Fendler soon lost the route, which was marked with paint slashes on the slate.
"In the storm, I panicked. I started screaming and running around. I should have sat down in one place, and before long someone would have found me."
Then Fendler made another bad decision. "I saw a man over in the distance but I ignored him, which was a dumb thing to do."
Fendler decided to plunge down through brush, thinking he would find a camp. But he spent the night --- and eight more --- alone in the woods.
After the first day, he lost his sneakers. Later, the tip of one of his big toes was so badly cut that it fell off.
He lost his dungarees trying to throw them across a stream, leaving him with only a shirt, heavy coat and a burlap bag he found that he slept under..
Fendler's eyes nearly swelled shut from all the bug bites and the only food he found was strawberries.
His second day lost, he saw his friend's head sitting on a tree, a man riding by on a horse, a black sedan with no driver but his father riding in the back. But his hallucinations passed --- and Fendler never gave up, which he realizes was a key factor in his survival.
After nine days, he spotted a cabin across the broad East Branch of the Penobscot River and yelled for help, and the caretaker paddled a canoe over.
A few years ago, one of Fendler's brothers discovered an 8mm film that an uncle had shot the day after Fendler stumbled upon the cabin. The film's existence was long forgotten.

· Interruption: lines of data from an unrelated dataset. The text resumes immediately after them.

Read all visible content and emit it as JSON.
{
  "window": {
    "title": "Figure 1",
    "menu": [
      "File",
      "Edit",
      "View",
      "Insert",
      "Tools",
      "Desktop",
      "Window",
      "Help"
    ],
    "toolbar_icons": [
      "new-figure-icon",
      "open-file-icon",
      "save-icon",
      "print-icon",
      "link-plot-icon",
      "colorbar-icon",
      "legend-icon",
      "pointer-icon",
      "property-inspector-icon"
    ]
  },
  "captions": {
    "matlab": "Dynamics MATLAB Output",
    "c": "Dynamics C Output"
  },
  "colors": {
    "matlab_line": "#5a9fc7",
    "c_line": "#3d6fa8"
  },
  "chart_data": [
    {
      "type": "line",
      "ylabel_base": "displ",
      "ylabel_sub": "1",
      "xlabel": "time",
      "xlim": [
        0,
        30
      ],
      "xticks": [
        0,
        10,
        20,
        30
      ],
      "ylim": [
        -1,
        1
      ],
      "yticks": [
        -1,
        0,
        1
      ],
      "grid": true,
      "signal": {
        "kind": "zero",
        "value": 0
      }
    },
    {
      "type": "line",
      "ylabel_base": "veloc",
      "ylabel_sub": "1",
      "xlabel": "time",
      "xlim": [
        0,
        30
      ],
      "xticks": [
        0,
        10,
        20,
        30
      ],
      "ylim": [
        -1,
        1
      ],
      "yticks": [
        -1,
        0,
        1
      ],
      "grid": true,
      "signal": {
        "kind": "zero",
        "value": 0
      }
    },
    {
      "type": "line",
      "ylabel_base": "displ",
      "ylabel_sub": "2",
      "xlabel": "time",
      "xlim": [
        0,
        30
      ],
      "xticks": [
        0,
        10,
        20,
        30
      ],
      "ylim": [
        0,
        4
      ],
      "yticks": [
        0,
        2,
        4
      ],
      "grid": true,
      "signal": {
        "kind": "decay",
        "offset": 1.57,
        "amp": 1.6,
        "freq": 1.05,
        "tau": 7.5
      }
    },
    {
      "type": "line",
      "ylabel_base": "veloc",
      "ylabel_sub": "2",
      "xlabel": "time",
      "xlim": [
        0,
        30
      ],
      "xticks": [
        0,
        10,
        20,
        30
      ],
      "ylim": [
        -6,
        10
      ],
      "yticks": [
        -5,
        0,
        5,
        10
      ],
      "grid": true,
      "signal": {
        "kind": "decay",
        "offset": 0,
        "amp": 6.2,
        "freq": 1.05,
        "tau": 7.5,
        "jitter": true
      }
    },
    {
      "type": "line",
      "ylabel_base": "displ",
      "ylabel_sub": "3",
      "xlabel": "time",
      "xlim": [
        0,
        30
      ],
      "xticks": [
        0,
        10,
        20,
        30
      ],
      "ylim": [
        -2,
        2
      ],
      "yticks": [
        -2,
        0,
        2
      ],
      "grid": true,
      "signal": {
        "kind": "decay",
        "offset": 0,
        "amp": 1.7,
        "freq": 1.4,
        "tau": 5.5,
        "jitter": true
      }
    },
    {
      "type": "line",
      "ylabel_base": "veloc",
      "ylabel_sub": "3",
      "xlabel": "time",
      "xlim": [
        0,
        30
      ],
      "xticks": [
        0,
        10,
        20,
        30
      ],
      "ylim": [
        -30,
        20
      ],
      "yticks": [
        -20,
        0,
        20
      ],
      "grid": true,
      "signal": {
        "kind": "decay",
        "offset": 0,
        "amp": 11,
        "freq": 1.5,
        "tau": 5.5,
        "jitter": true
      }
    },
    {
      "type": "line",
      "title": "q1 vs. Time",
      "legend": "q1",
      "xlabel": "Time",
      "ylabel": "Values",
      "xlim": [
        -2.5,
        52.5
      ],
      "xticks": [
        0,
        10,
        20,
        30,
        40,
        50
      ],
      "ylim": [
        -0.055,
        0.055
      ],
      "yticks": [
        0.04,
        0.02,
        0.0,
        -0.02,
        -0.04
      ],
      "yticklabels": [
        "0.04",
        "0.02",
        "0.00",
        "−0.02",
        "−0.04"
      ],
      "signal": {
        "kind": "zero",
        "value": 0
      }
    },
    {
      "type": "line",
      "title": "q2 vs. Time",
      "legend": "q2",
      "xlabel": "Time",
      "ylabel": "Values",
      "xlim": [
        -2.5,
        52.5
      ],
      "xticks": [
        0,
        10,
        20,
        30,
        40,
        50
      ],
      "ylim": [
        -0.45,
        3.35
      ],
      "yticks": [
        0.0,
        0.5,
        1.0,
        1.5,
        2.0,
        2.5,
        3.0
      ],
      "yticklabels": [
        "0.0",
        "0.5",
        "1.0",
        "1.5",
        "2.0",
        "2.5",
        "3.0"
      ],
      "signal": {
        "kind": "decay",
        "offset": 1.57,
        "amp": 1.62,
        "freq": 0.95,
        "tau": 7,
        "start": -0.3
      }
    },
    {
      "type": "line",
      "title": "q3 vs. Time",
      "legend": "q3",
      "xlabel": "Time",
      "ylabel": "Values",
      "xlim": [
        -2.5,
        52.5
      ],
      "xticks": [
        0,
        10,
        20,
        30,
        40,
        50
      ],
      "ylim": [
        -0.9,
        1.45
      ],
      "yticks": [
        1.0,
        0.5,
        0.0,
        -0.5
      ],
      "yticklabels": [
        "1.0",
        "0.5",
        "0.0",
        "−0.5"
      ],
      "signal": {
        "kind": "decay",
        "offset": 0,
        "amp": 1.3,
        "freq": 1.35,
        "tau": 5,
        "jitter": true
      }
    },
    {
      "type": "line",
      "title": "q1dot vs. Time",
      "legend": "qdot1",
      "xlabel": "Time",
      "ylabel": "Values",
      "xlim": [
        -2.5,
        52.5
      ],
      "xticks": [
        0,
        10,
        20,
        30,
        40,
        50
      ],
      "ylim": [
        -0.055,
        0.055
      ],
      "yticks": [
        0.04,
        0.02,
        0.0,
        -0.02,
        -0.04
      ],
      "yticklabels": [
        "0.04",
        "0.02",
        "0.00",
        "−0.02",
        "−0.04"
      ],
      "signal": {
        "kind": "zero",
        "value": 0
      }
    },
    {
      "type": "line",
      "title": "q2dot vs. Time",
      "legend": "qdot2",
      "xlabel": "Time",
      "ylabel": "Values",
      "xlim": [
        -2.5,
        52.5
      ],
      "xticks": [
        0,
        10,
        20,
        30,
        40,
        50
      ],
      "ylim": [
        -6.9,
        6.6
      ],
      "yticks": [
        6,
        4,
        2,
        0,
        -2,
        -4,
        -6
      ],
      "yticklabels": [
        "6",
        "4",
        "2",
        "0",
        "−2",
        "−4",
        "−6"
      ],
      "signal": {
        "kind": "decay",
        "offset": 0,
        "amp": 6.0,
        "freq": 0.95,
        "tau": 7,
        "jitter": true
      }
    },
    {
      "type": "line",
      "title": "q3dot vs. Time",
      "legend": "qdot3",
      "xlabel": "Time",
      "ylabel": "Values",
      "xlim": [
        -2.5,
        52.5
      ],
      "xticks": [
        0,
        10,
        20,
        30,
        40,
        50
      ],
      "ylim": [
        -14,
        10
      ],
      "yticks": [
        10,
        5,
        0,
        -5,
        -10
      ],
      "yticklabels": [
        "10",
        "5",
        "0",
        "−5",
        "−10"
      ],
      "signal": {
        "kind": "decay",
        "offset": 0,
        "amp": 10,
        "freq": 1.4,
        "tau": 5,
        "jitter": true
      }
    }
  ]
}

The grainy images show a very skinny but animated Fendler being carried down to a canoe for the 18-mile ride to the nearest road, then carried to an ambulance. "It looks more like a hearse," he remarked while showing the footage to the children.
Fendler waves to the camera and looks remarkably strong for someone whose weight had dropped from 74 to 58 pounds.
It turned out that as many as 300 searchers were about 10 miles away from his route through the woods, assuming he hadn't made it far off the summit.
Fendler's survival made the front page of the New York Times and Page 3 of the Longview Daily News on July 28, 1939. He got to meet President Franklin Delano Roosevelt.
Five years later, Fendler joined the Navy, spending time in the South Pacific and China at the end of World War II. He went to college, then spent 28 years in the Army, including special operations during the Vietnam War. After retiring as a lieutenant colonel, he moved to Tennessee. He and his wife of 54 years, Maryrose, have four children and six grandchildren.
Fendler said he's surprised that "Lost on a Maine Mountain" keeps selling.
The book is part of that state's elementary curriculum, so Fendler makes plenty of visits to schools there. "Anywhere you go in Maine, people know who Donn Fendler is," Bierlein said.
"I get a lot of letters," Fendler said. "I answer every one of them. I don't use word-processing. I've got 23 letters to answer when I get back."
But Fendler rarely travels this far, he said. (He doesn't charge for appearances though the Castle Rock School District paid for his plane ticket.)
The most common question he gets is whether his toe healed (it ended up fine.)
As he predicted, that question came up in Castle Rock along with dozens of others.
"I liked when he lost his britches and he found a hollow tree and he slept in there," said 8-year-old Michael Kimball. Also lining up for an autograph was 9-year-old Tiauna Ranta. "Me and my dad got lost once for about 15 minutes," she shared.
Fendler advised the children to take a survival kit with such items as a knife, matches and whistle when they go hiking.
Mount Katahdin and the woods around it haven't changed much in the past 66 years, he said --- but new technology can help prevent what happened to him.
"We didn't have GPS. We didn't have cell phones." In the past few years, several hikers in trouble on that Maine mountain have been rescued after a cell phone call, he said.